Leia trechos de O Urso com Música na Barriga

O Bosque Perdido é mesmo uma coisa maravilhosa! Se você entrasse nele, ficaria de boca aberta, olhando para tudo, assim com ar de bobo...

No Bosque Perdido o ar é verde. O sol pinta no chão moedinhas de ouro. As sombras são azuis e convidam a gente para dormir uma soneca. As sombras são fresquinhas, as sombras falam, as sombras dizem: "Ó amigo, venha descansar um pouco!".
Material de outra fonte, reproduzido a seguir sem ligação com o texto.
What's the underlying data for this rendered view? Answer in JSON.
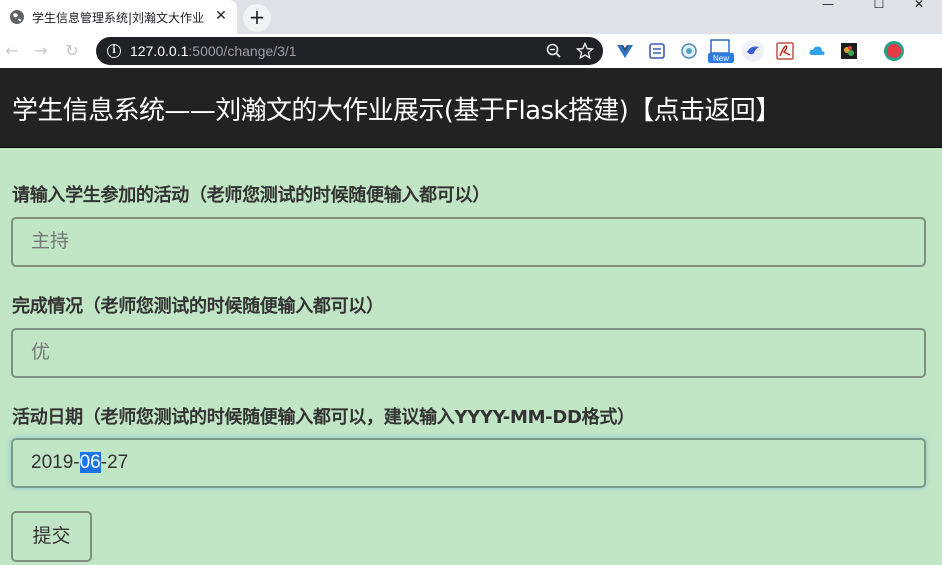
{
  "browser": {
    "tab_title": "学生信息管理系统|刘瀚文大作业",
    "tab_close": "✕",
    "new_tab": "+",
    "url_host": "127.0.0.1",
    "url_rest": ":5000/change/3/1",
    "info_icon": "i"
  },
  "page": {
    "title": "学生信息系统——刘瀚文的大作业展示(基于Flask搭建)【点击返回】"
  },
  "form": {
    "activity_label": "请输入学生参加的活动（老师您测试的时候随便输入都可以）",
    "activity_value": "主持",
    "status_label": "完成情况（老师您测试的时候随便输入都可以）",
    "status_value": "优",
    "date_label": "活动日期（老师您测试的时候随便输入都可以，建议输入YYYY-MM-DD格式）",
    "date_prefix": "2019-",
    "date_selected": "06",
    "date_suffix": "-27",
    "submit_label": "提交"
  }
}
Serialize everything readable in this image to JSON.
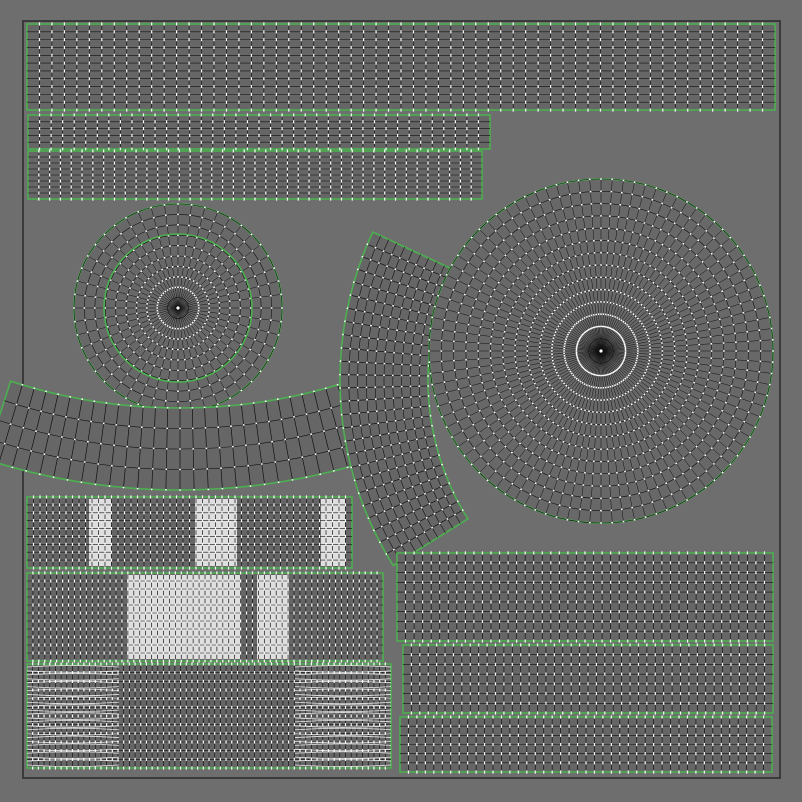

No Bosque Perdido mora um rio que de tão estreitinho e raso nem chega a ser rio, mas sim um filhote de rio. Pois esse filhote de rio passa a vida cantando uma canção tão bonita, que os jacarés chegam a chorar de alegria. Muitos bichos moram no Bosque Perdido. Existem bichos bons, que gostam da paz. E bichos ruins, que gostam de brigar.

No Bosque Perdido os esquilos brincam de esconde-esconde nos ramos das árvores e nos buracos dos troncos.
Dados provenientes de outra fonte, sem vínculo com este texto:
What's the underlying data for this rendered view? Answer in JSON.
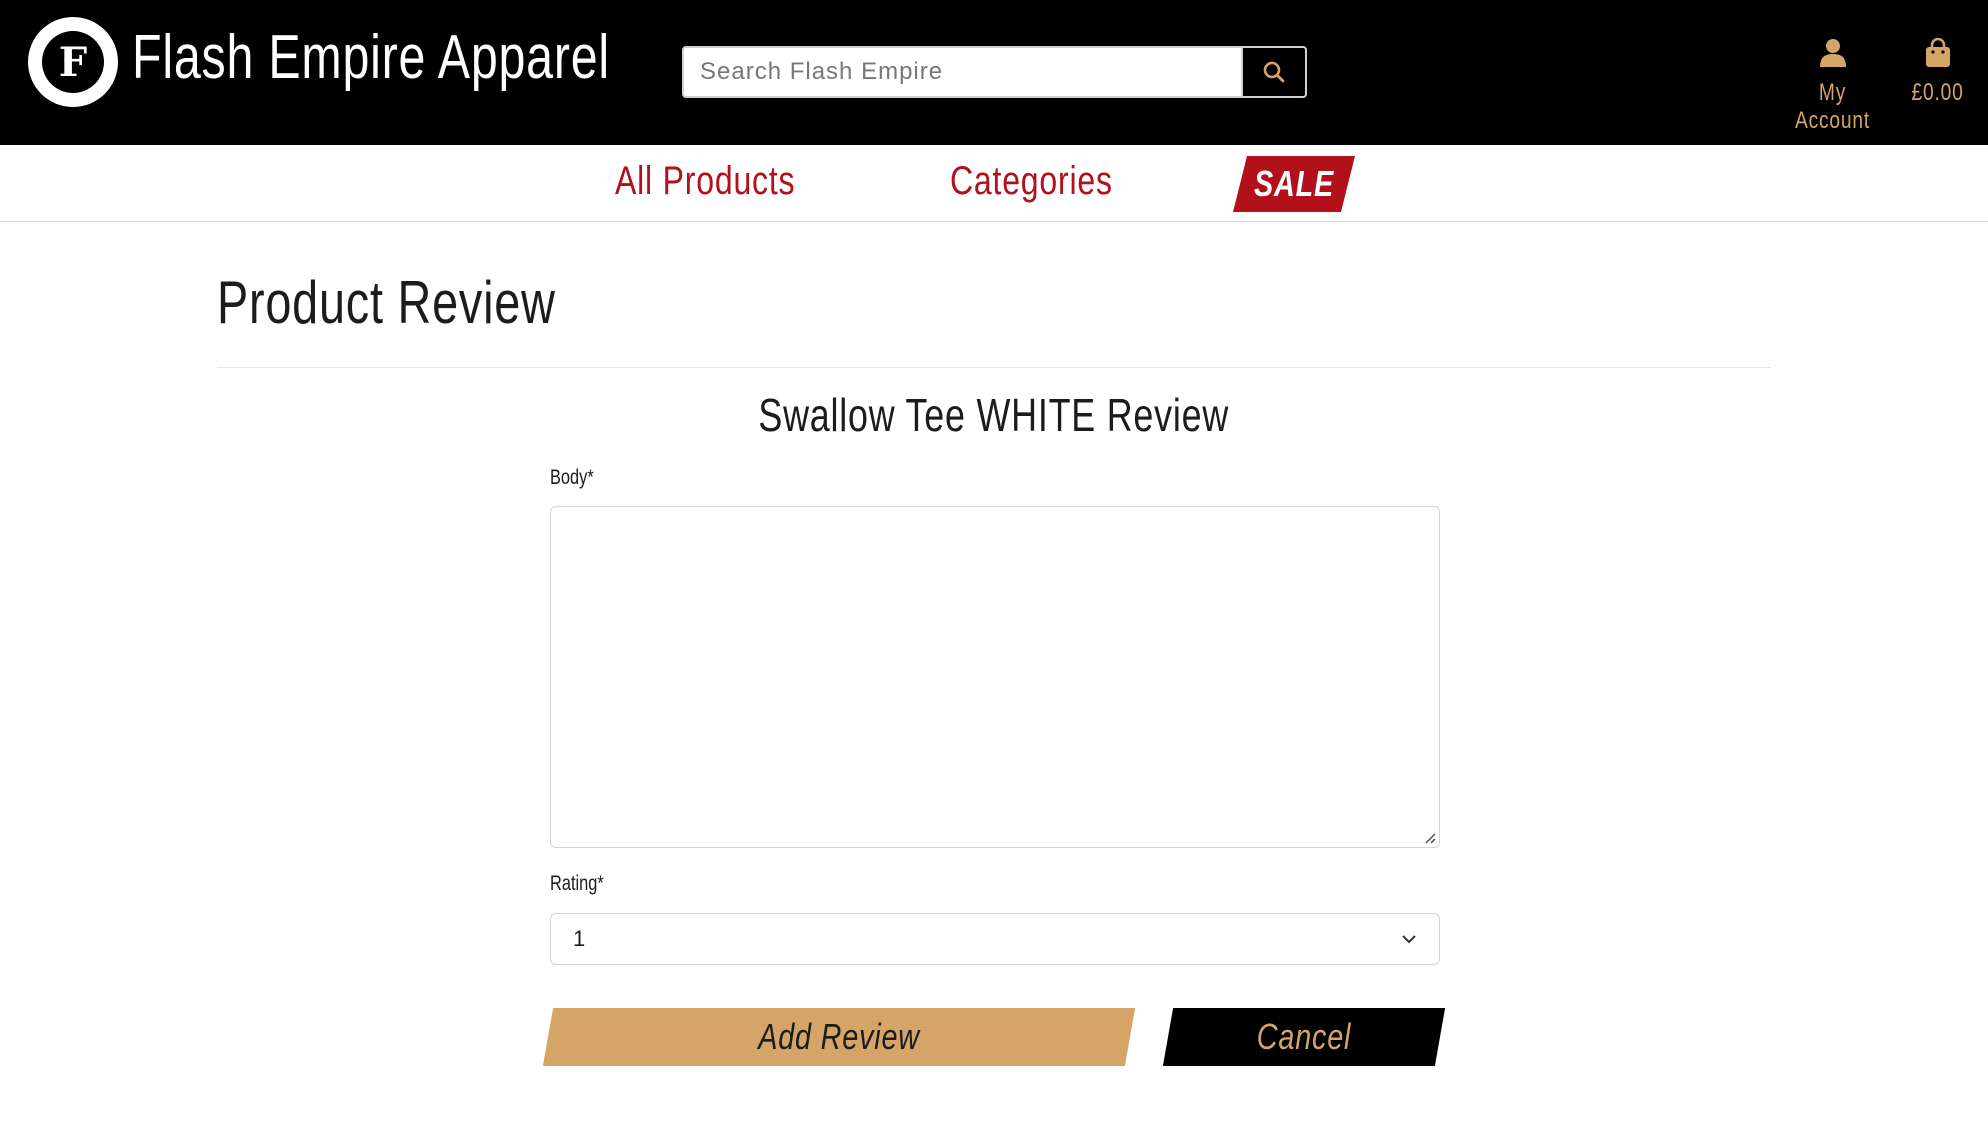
{
  "header": {
    "brand_title": "Flash Empire Apparel",
    "logo_letter": "F",
    "search_placeholder": "Search Flash Empire",
    "account_label": "My Account",
    "cart_total": "£0.00",
    "accent_color": "#d4a566"
  },
  "nav": {
    "all_products": "All Products",
    "categories": "Categories",
    "sale": "SALE",
    "accent_color": "#b0111b"
  },
  "main": {
    "page_title": "Product Review",
    "product_heading": "Swallow Tee WHITE Review",
    "body_label": "Body*",
    "body_value": "",
    "rating_label": "Rating*",
    "rating_value": "1",
    "add_button": "Add Review",
    "cancel_button": "Cancel"
  },
  "icons": {
    "search": "search-icon",
    "account": "user-icon",
    "cart": "shopping-bag-icon",
    "select": "chevron-down-icon"
  }
}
O Lagarto-Preguiçoso passa o dia deitado, meio dormindo nos lugares onde bate o sol. O Lagarto-Preguiçoso não gosta de trabalhar, não leva comida para a família; seus filhos vivem dizendo: "Papai não trabalha, não sei onde é que ele vai arranjar dinheiro para nos comprar brinquedos quando o Natal chegar". Mas o Lagarto-Preguiçoso nem faz caso do que os filhos dizem. De dia, toma sol; de noite, toma lua; e quando chove, toma chuva. Que vida boa leva esse Lagarto-Preguiçoso!

Outro sujeito engraçado do Bosque Perdido é o Vaga-Lume-Faceiro. Passa o dia dormindo ou preparando-se para o passeio que faz todas as noites. O Vaga-Lume-Faceiro engraxa as botinas, passa a sua roupa a ferro, bota gasolina no motorzinho que tem na barriga, no motorzinho de avião que faz que ele voe, no motorzinho que produz aquela luz verde que apaga e acende. Quando a noite chega, o Vaga-Lume-Faceiro sai de sua casa e vai fazer o seu passeio pelo Bosque Perdido. Sai voando muito contente, convencido de que é avião. De vez em quando senta-se num ramo de árvore para descansar. Depois continua o passeio. Vai ao cinema das borboletas e não paga entrada porque é amigo do porteiro. E, quando se estraga a instalação elétrica do cineminha, o Vaga-Lume-Faceiro acende a sua luzinha e fica muito risonho, iluminando o salão. As borboletas batem palmas para o Vaga-Lume-Faceiro.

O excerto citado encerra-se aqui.